If the mass protests in Iran succeed in bringing about change, it could produce a better neighbor – but also set a dangerous precedent for oppressive regimes.
Hamed/ Demotix Images/ AP
Cairo and New York
With that background, one would expect the Arab states to be jumping for joy at the political turmoil in Iran, a Shiite oil power.
But so far their response has been muted to non-existent.
Here's why: The mechanism that has created Iran's biggest political crisis since the Islamic revolution in 1979 is street power, the voice of a disenfranchised populace. And while that might eventually deliver a regime in Iran that Arab states would be more comfortable with, it also provides a powerful immediate example of the sort of popular sovereignty that the autocratic Arab regimes fear most.
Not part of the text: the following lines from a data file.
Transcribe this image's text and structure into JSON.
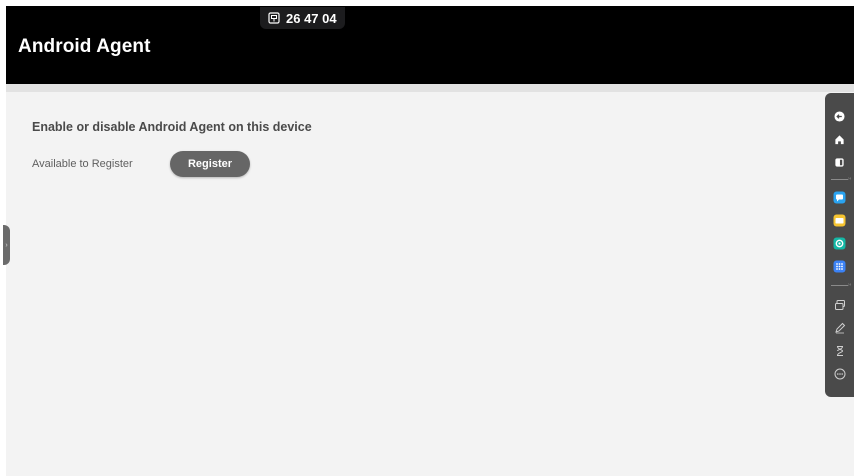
{
  "header": {
    "title": "Android Agent",
    "code_badge": "26 47 04"
  },
  "main": {
    "section_heading": "Enable or disable Android Agent on this device",
    "status_label": "Available to Register",
    "register_button": "Register"
  },
  "side_toolbar": {
    "items": [
      {
        "icon": "back-icon"
      },
      {
        "icon": "home-icon"
      },
      {
        "icon": "recent-apps-icon"
      },
      {
        "icon": "chat-app-icon"
      },
      {
        "icon": "folder-app-icon"
      },
      {
        "icon": "browser-app-icon"
      },
      {
        "icon": "app-grid-icon"
      },
      {
        "icon": "screen-mirror-icon"
      },
      {
        "icon": "annotate-pen-icon"
      },
      {
        "icon": "timer-hourglass-icon"
      },
      {
        "icon": "more-icon"
      }
    ]
  },
  "colors": {
    "header_bg": "#000000",
    "content_bg": "#f3f3f3",
    "button_bg": "#666666",
    "toolbar_bg": "#4a4a4a",
    "chat_blue": "#2aa3f0",
    "folder_yellow": "#f6c431",
    "browser_teal": "#14b8a6",
    "grid_blue": "#3b82f6"
  }
}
"I think that most of these governments would be concerned about the images of popular demonstrations against the government because it, in a way, reminds them of their own vulnerability," says political scientist Thomas Mattair, author of the recent book "Global Security Watch: Iran." "Whereas for the Arab public it would be encouraging."
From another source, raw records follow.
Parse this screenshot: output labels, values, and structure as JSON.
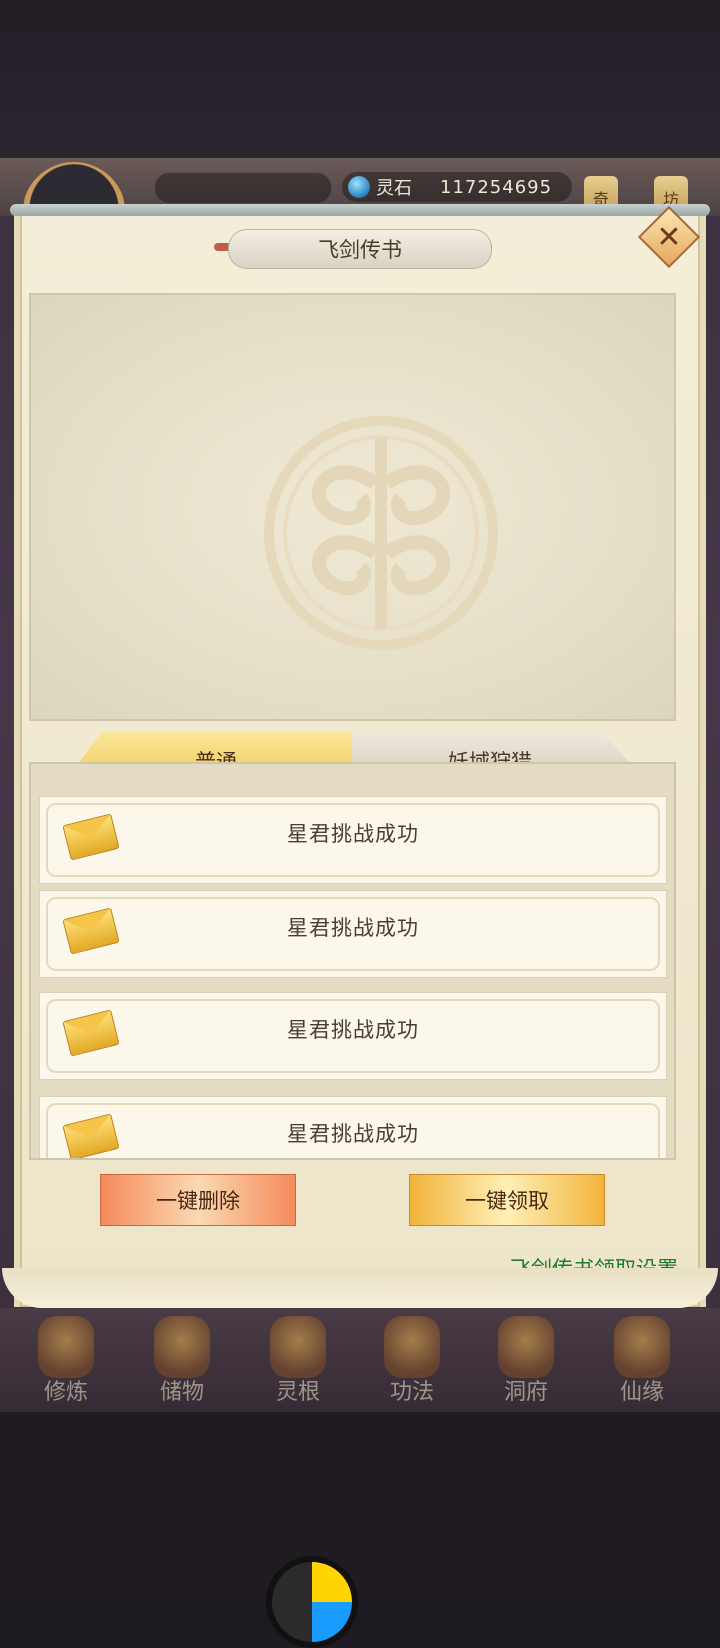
{
  "header": {
    "resource_label": "灵石",
    "resource_value": "117254695",
    "side_tags": [
      "奇",
      "坊"
    ]
  },
  "modal": {
    "title": "飞剑传书",
    "tabs": [
      {
        "label": "普通",
        "active": true
      },
      {
        "label": "妖域狩猎",
        "active": false
      }
    ],
    "mails": [
      {
        "title": "星君挑战成功"
      },
      {
        "title": "星君挑战成功"
      },
      {
        "title": "星君挑战成功"
      },
      {
        "title": "星君挑战成功"
      }
    ],
    "buttons": {
      "delete_all": "一键删除",
      "claim_all": "一键领取"
    },
    "settings_link": "飞剑传书领取设置"
  },
  "bottom_nav": [
    {
      "label": "修炼"
    },
    {
      "label": "储物"
    },
    {
      "label": "灵根"
    },
    {
      "label": "功法"
    },
    {
      "label": "洞府"
    },
    {
      "label": "仙缘"
    }
  ]
}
Indeed, it's something of a "Tehran Spring," says Nabil Abdel Fattah at Ahram Center for Political and Strategic Studies, a government-linked think tank in Cairo. "Egypt, Saudi Arabia, and other authoritarian regimes fear the effects of what is going on in Iran," particularly since the methods of the protestors are easily replicable, he says. "Shouting 'Allahu akbar' [God is great] from the roof is something people all over the Middle East can do."